Esta reflexión no pasa por emitir un juicio de valor desde lo estético. Cómo embellecerlas o cómo podrían nuestras ciudades parecerse un poco más a aquellas metrópolis del Primer Mundo, muchas de ellas como Washington, París, Londres o Tokio, a la vanguardia en desarrollos arquitectónico-urbanísticos y receptoras de millones de turistas al año.

Sin embargo, debatir sobre criterios de belleza o, peor, imponerlos, sería tanto como creer que cada individuo en su comunidad, por convivir en el mismo espacio, debe, por defecto, compartir los mismos gustos gastronómicos.

Tal vez nuestros gobiernos, ante la necesidad de preservar el orden social –léase por ello reducir la protesta social, el clamor de millones sumidos en la pobreza estructural del país– han omitido deliberadamente ejercer un efectivo ordenamiento del suelo y reducido al mínimo el mantenimiento urbano u ornato.

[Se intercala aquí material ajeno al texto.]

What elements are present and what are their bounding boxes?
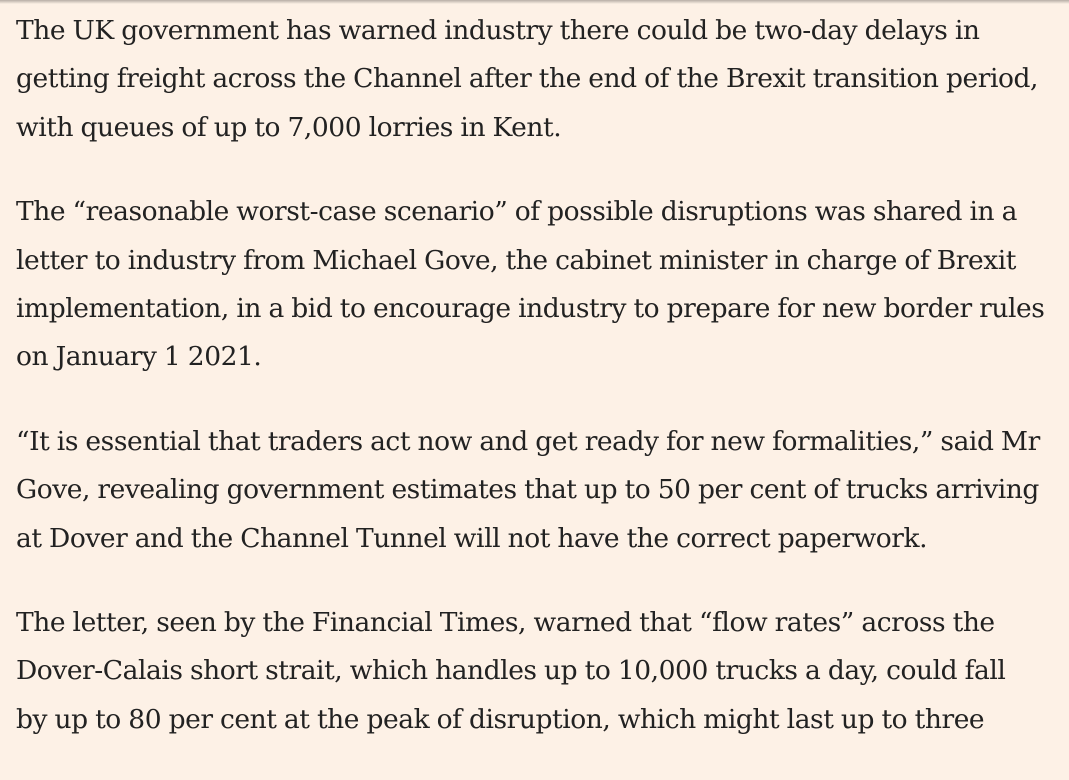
- text-line: at Dover and the Channel Tunnel will not…: [16, 522, 928, 554]
- text-line: “It is essential that traders act now an…: [16, 425, 1040, 457]
- article-body: The UK government has warned industry th…: [16, 7, 1069, 780]
- text-line: The UK government has warned industry th…: [16, 15, 980, 46]
- top-edge-shadow: [0, 0, 1069, 4]
- text-line: with queues of up to 7,000 lorries in Ke…: [16, 111, 562, 143]
- text-line: The “reasonable worst-case scenario” of …: [16, 196, 1017, 228]
- paragraph-1: The UK government has warned industry th…: [16, 7, 1069, 152]
- text-line: The letter, seen by the Financial Times,…: [16, 607, 995, 639]
- paragraph-3: “It is essential that traders act now an…: [16, 418, 1069, 563]
- paragraph-2: The “reasonable worst-case scenario” of …: [16, 188, 1069, 382]
- text-line: implementation, in a bid to encourage in…: [16, 293, 1045, 325]
- text-line: Gove, revealing government estimates tha…: [16, 474, 1039, 506]
- text-line: getting freight across the Channel after…: [16, 63, 1039, 95]
- text-line: on January 1 2021.: [16, 341, 262, 373]
- paragraph-4: The letter, seen by the Financial Times,…: [16, 599, 1069, 744]
- text-line: by up to 80 per cent at the peak of disr…: [16, 703, 985, 735]
- text-line: letter to industry from Michael Gove, th…: [16, 244, 1016, 276]
- text-line: Dover-Calais short strait, which handles…: [16, 655, 1006, 687]
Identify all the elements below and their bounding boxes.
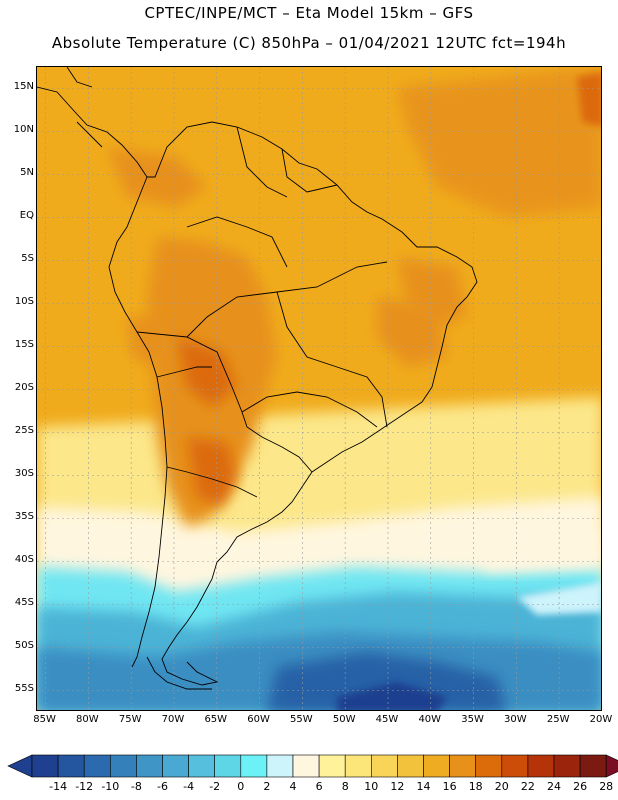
colorbar-swatch xyxy=(240,754,268,778)
colorbar-tick-label: 8 xyxy=(341,780,349,793)
lat-tick-label: 25S xyxy=(14,424,34,436)
colorbar-tick-label: 26 xyxy=(573,780,588,793)
lon-tick-label: 25W xyxy=(546,714,570,725)
colorbar-over-arrow xyxy=(605,754,618,778)
colorbar-swatch xyxy=(83,754,111,778)
lat-tick-label: 45S xyxy=(14,596,34,608)
colorbar-swatch xyxy=(501,754,529,778)
colorbar-tick-label: 24 xyxy=(547,780,561,793)
lat-tick-label: EQ xyxy=(19,209,34,221)
continent-outlines xyxy=(37,67,478,690)
map-title: CPTEC/INPE/MCT – Eta Model 15km – GFS xyxy=(144,4,474,22)
colorbar-tick-label: 20 xyxy=(494,780,509,793)
colorbar-tick-label: -8 xyxy=(130,780,142,793)
colorbar-tick-label: 10 xyxy=(364,780,379,793)
lat-tick-label: 50S xyxy=(14,639,34,651)
lat-tick-label: 10S xyxy=(14,295,34,307)
lon-tick-label: 85W xyxy=(33,714,56,725)
colorbar-tick-label: -4 xyxy=(183,780,195,793)
colorbar-swatch xyxy=(475,754,503,778)
lat-lon-grid xyxy=(37,67,601,710)
colorbar-swatch xyxy=(110,754,137,778)
lat-tick-label: 15S xyxy=(14,338,34,350)
lat-tick-label: 5S xyxy=(21,252,34,264)
lon-tick-label: 35W xyxy=(461,714,484,725)
colorbar-tick-label: 2 xyxy=(263,780,271,793)
lon-tick-label: 80W xyxy=(76,714,99,725)
colorbar-swatch xyxy=(266,754,294,778)
colorbar-tick-label: 14 xyxy=(416,780,431,793)
colorbar-swatch xyxy=(214,754,242,778)
colorbar-tick-label: 22 xyxy=(520,780,535,793)
colorbar-swatch xyxy=(162,754,189,778)
map-subtitle: Absolute Temperature (C) 850hPa – 01/04/… xyxy=(51,34,567,52)
colorbar-tick-label: 6 xyxy=(315,780,323,793)
colorbar-swatch xyxy=(188,754,216,778)
colorbar-swatch xyxy=(553,754,581,778)
lon-tick-label: 50W xyxy=(332,714,356,725)
colorbar-tick-label: -12 xyxy=(75,780,94,793)
lat-tick-label: 40S xyxy=(14,553,34,565)
lon-tick-label: 70W xyxy=(161,714,185,725)
lat-tick-label: 10N xyxy=(13,123,34,135)
colorbar-swatch xyxy=(397,754,424,778)
colorbar-tick-label: 16 xyxy=(442,780,457,793)
lon-tick-label: 55W xyxy=(290,714,313,725)
colorbar-swatch xyxy=(31,754,59,778)
lon-tick-label: 60W xyxy=(247,714,270,725)
colorbar-swatch xyxy=(57,754,85,778)
temperature-colorbar xyxy=(7,754,618,778)
colorbar-swatch xyxy=(423,754,450,778)
lon-tick-label: 75W xyxy=(118,714,142,725)
colorbar-swatch xyxy=(292,754,320,778)
warm-cores xyxy=(107,67,601,527)
colorbar-tick-label: -14 xyxy=(49,780,68,793)
colorbar-swatch xyxy=(527,754,555,778)
colorbar-under-arrow xyxy=(7,754,33,778)
map-panel xyxy=(36,66,602,711)
lon-tick-label: 65W xyxy=(204,714,228,725)
lat-tick-label: 15N xyxy=(13,80,34,92)
colorbar-tick-label: -2 xyxy=(209,780,221,793)
colorbar-tick-label: -10 xyxy=(101,780,120,793)
colorbar-tick-label: -6 xyxy=(157,780,168,793)
colorbar-tick-label: 18 xyxy=(468,780,483,793)
colorbar-swatch xyxy=(579,754,607,778)
lat-tick-label: 20S xyxy=(14,381,34,393)
lon-tick-label: 40W xyxy=(418,714,442,725)
lat-tick-label: 55S xyxy=(14,682,34,694)
lon-tick-label: 45W xyxy=(375,714,399,725)
colorbar-tick-label: 28 xyxy=(599,780,614,793)
lat-tick-label: 5N xyxy=(20,166,34,178)
lon-tick-label: 20W xyxy=(589,714,613,725)
colorbar-swatch xyxy=(318,754,346,778)
lat-tick-label: 35S xyxy=(14,510,34,522)
colorbar-tick-label: 0 xyxy=(237,780,245,793)
colorbar-swatch xyxy=(136,754,163,778)
temperature-field-map xyxy=(37,67,601,710)
colorbar-swatch xyxy=(370,754,398,778)
colorbar-swatch xyxy=(344,754,372,778)
colorbar-swatch xyxy=(449,754,477,778)
lon-tick-label: 30W xyxy=(504,714,527,725)
lat-tick-label: 30S xyxy=(14,467,34,479)
colorbar-tick-label: 4 xyxy=(289,780,297,793)
colorbar-tick-label: 12 xyxy=(390,780,405,793)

Mucho menos efectivo es el control sobre el tráfico vehicular y sus nefastas consecuencias en materia de salud pública.

Por competencias asociadas al desarrollo local, a los mandatarios les asiste el deber de avanzar decididamente en ordenar su territorio, desde el mínimo necesario que es consolidar su Plan de Ordenamiento Territorial, hasta reconocer en el catastro multipropósito el mejor instrumento de gestión y agregación de valor del suelo. Todo, ojalá, con la mira puesta en la atracción de inversiones que aviven el desarrollo económico.

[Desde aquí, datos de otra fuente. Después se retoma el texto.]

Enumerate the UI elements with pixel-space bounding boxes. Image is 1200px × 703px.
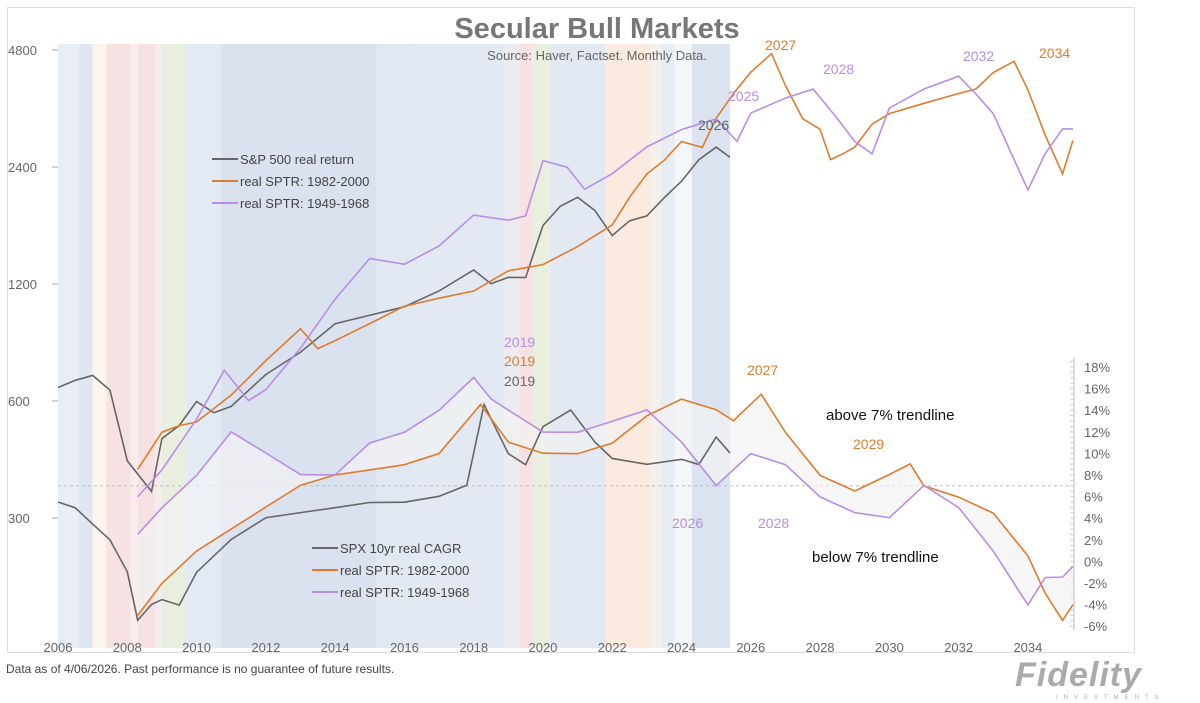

En la actualidad, son prácticamente una excepción los alcaldes (o proyectos políticos) que reconocen el valor intrínseco de la renovación urbana, como la acción de transformar aquellos entornos en desuso o con serias afectaciones estéticas para el goce de los ciudadanos que conviven con ellos. Una pared sucia, o un vidrio roto en un edificio abandonado transmite una idea de deterioro, desinterés y despreocupación que, con el tiempo, rompe los códigos de convivencia. Ejemplifica la ausencia de ley, normas, reglas. El todo vale.

Como se logró en la vivaz –pero problemática– Nueva York, bajo la administración de Rudolph Giuliani (1994-2001), nuestras ciudades necesitan hibridar el desarrollo económico con políticas de “tolerancia cero” que prevengan y promuevan las condiciones sociales necesarias para su seguridad. Tolerancia cero no en un sentido autoritario o represivo, sino, por el contrario, en el sentido combatir actitudes y prácticas contrarias a las de crear comunidades limpias, ordenadas, respetuosas de la ley.

Nuestras ciudades, lejos de planificarse, crecieron como aldeas. Hoy, reversar lo que mal se hizo en medio siglo resultará difícil.

Si amén de gobiernos incapaces seguimos a merced del desorden, conviviendo sin reglas mínimas de convivencia en el espacio, padeceremos una enfermedad eterna de irracionalidad y violencia. Tal vez, un estilo de vida misantrópico como el del filósofo griego.